With term life insurance, you set an amount of time, or term, that you want to be covered for. Instead of paying towards a policy until your death, you pay for a set amount of time, such as five, 10, 20 or 30 years. As with standard life insurance policies, if you pass on during the term, your policy will pay out to your beneficiaries.

If you’re still alive at the end of the term, your options are normally to end the policy, renew your policy or convert it to a whole life insurance policy. The cost of your premiums after your term ends and you extend your life insurance will depend on how your initial policy was set up.

What Affects Policy Rates

As with whole life insurance, your policy premiums will depend on factors like your age, health and the amount that you’d like paid out to your beneficiaries. Other factors that determine the cost of term life insurance policies include the length of the term and whether it is renewable. Whether you have a level policy, which is where the premium remains the same throughout the term, will also affect your premiums. Many insurance providers now offer hybrids where a set number of years are level, but premiums can increase after the set time passes.

Another factor that can affect the cost of term life insurance premiums is if someone opts for a policy with a return of premium feature. For many other types of insurance policies, people receive a refund on what they’ve paid in premiums if they never have to use their insurance. This is normally not the case with term life insurance.

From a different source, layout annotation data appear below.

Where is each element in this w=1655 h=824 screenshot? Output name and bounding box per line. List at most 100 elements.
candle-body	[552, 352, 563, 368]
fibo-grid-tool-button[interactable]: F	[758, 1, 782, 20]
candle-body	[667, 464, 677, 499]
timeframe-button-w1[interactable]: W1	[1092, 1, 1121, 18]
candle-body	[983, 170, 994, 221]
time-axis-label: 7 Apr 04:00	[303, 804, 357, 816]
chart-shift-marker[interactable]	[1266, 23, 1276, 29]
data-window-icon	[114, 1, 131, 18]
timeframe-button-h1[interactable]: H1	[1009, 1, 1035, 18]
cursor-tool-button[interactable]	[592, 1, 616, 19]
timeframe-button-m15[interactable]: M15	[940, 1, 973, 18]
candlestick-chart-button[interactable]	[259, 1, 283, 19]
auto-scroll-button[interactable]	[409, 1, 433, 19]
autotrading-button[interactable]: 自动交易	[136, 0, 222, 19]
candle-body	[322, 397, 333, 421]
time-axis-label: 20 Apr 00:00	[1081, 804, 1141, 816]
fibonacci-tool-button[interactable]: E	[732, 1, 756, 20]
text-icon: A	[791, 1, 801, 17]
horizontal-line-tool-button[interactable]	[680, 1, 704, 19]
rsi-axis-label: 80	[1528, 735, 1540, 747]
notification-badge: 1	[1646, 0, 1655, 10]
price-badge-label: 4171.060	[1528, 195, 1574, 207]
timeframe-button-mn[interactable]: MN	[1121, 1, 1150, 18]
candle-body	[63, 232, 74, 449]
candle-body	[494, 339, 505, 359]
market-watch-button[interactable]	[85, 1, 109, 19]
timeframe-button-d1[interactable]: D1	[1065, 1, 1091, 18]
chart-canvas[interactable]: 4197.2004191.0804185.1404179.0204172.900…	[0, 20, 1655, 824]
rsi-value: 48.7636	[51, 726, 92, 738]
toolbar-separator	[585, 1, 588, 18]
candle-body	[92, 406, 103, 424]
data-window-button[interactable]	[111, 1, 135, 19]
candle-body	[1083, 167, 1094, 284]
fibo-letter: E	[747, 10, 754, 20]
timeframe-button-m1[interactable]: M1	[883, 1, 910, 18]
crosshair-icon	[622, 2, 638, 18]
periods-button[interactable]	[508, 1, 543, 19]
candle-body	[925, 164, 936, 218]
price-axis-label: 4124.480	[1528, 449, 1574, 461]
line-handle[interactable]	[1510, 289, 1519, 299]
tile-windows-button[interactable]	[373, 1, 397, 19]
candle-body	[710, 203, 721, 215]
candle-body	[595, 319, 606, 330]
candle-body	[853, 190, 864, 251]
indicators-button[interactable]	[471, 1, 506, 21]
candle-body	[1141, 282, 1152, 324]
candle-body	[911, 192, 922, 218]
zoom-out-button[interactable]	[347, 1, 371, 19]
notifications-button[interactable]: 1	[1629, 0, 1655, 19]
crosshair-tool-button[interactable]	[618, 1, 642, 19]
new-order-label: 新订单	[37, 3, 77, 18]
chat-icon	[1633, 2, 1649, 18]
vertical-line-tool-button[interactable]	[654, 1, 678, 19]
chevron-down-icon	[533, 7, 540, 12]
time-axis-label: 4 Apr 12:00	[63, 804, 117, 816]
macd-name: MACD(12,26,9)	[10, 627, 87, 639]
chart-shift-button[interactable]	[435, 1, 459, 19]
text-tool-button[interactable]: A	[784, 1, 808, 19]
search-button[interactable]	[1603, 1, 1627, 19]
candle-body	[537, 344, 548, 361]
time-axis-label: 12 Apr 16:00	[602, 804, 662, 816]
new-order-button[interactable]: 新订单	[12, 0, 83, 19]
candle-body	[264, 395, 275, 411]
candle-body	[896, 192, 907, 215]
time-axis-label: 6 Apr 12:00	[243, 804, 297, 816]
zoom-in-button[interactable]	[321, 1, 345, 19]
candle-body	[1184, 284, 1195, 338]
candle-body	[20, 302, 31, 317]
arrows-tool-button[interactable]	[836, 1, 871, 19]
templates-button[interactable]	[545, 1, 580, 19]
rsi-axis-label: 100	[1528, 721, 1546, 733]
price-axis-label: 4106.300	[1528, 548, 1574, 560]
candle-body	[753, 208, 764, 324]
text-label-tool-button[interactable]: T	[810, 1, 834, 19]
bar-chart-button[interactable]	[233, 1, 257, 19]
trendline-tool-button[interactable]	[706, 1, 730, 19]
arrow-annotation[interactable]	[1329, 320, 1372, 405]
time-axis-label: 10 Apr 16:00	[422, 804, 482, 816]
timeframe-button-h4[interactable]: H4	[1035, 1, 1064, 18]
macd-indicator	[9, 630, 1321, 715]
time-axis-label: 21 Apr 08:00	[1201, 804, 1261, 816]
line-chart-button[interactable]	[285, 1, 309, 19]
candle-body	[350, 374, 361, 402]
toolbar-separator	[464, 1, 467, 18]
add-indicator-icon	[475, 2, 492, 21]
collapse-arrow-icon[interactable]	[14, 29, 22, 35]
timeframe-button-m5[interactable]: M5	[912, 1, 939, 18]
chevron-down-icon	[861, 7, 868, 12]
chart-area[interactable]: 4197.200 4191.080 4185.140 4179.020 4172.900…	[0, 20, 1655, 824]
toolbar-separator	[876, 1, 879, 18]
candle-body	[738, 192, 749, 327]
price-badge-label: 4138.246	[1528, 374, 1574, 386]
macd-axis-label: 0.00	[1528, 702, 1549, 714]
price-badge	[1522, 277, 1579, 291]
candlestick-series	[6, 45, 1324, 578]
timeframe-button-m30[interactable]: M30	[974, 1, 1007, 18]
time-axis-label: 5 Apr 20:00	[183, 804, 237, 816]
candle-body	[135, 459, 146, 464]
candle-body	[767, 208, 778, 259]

Due to demand, some insurers have started making term life insurance policies with return of premium features available. However, the cost of these policies is often significantly higher than policies without them; it is not uncommon for these policies to have premiums that are double those of policies without return of premium features. Additionally, you normally are required to keep the policy for the full term to be able to receive the return of premium payout.

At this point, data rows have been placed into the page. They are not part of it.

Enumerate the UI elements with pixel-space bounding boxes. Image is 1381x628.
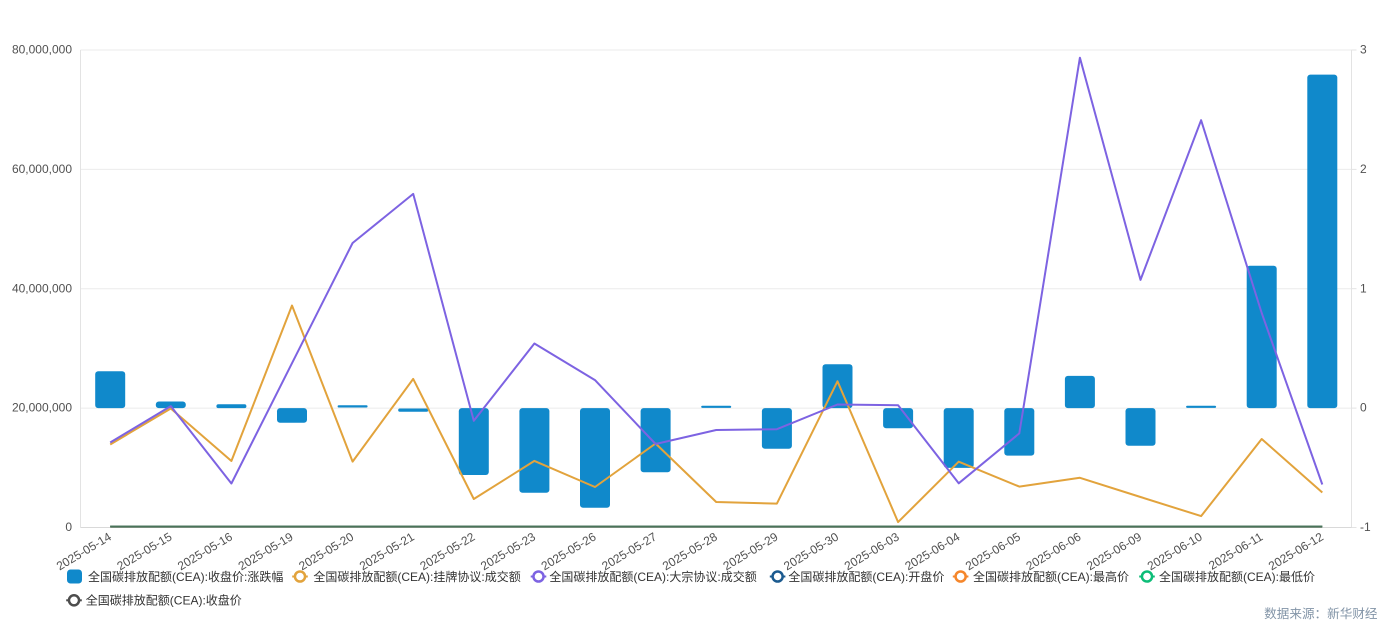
svg-text:0: 0: [1360, 401, 1367, 415]
svg-text:20,000,000: 20,000,000: [12, 401, 72, 415]
svg-text:数据来源：新华财经: 数据来源：新华财经: [1264, 606, 1378, 621]
svg-text:全国碳排放配额(CEA):挂牌协议:成交额: 全国碳排放配额(CEA):挂牌协议:成交额: [313, 569, 520, 584]
svg-text:全国碳排放配额(CEA):大宗协议:成交额: 全国碳排放配额(CEA):大宗协议:成交额: [549, 569, 756, 584]
svg-text:3: 3: [1360, 43, 1367, 57]
svg-text:全国碳排放配额(CEA):最高价: 全国碳排放配额(CEA):最高价: [973, 569, 1129, 584]
svg-text:-1: -1: [1360, 520, 1371, 534]
svg-text:0: 0: [65, 520, 72, 534]
svg-text:1: 1: [1360, 281, 1367, 295]
svg-text:全国碳排放配额(CEA):收盘价: 全国碳排放配额(CEA):收盘价: [86, 593, 242, 608]
svg-text:40,000,000: 40,000,000: [12, 281, 72, 295]
svg-text:80,000,000: 80,000,000: [12, 43, 72, 57]
svg-text:2: 2: [1360, 162, 1367, 176]
svg-text:60,000,000: 60,000,000: [12, 162, 72, 176]
svg-text:全国碳排放配额(CEA):收盘价:涨跌幅: 全国碳排放配额(CEA):收盘价:涨跌幅: [88, 569, 283, 584]
svg-text:全国碳排放配额(CEA):最低价: 全国碳排放配额(CEA):最低价: [1159, 569, 1315, 584]
svg-text:全国碳排放配额(CEA):开盘价: 全国碳排放配额(CEA):开盘价: [788, 569, 944, 584]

The Benefits of Term Life Insurance

One reason that many individuals opt for term life insurance over whole life insurance is that it is far less expensive than whole life insurance. The reason for this is that whole life insurance will almost always result in a policy payout. However, in a large number of cases, term life insurance policies won’t be paid out because people will live beyond the term.

The cost of premiums for term life insurance is often a fraction of the cost of whole life insurance premiums. For someone in their 20s or 30s, the annual premium for a 30-year term life insurance policy is about 10 to 15 percent of the annual policy premium for whole life insurance. If someone takes out a 20-year term policy, the annual premiums can be less than 10 percent of the premiums for a whole life insurance policy.

This very low cost allows even younger individuals who aren’t making a lot of money to provide a safety net for their family. Even if someone cannot afford whole life insurance, they can often manage to pay for term life insurance. Once someone is older and the term has expired, they can convert their term policy to a whole life policy. Alternatively, many people who are in their 40s or 50s have paid off their home and no longer have children living with them, which allows them to create a financial safety net without an insurance policy.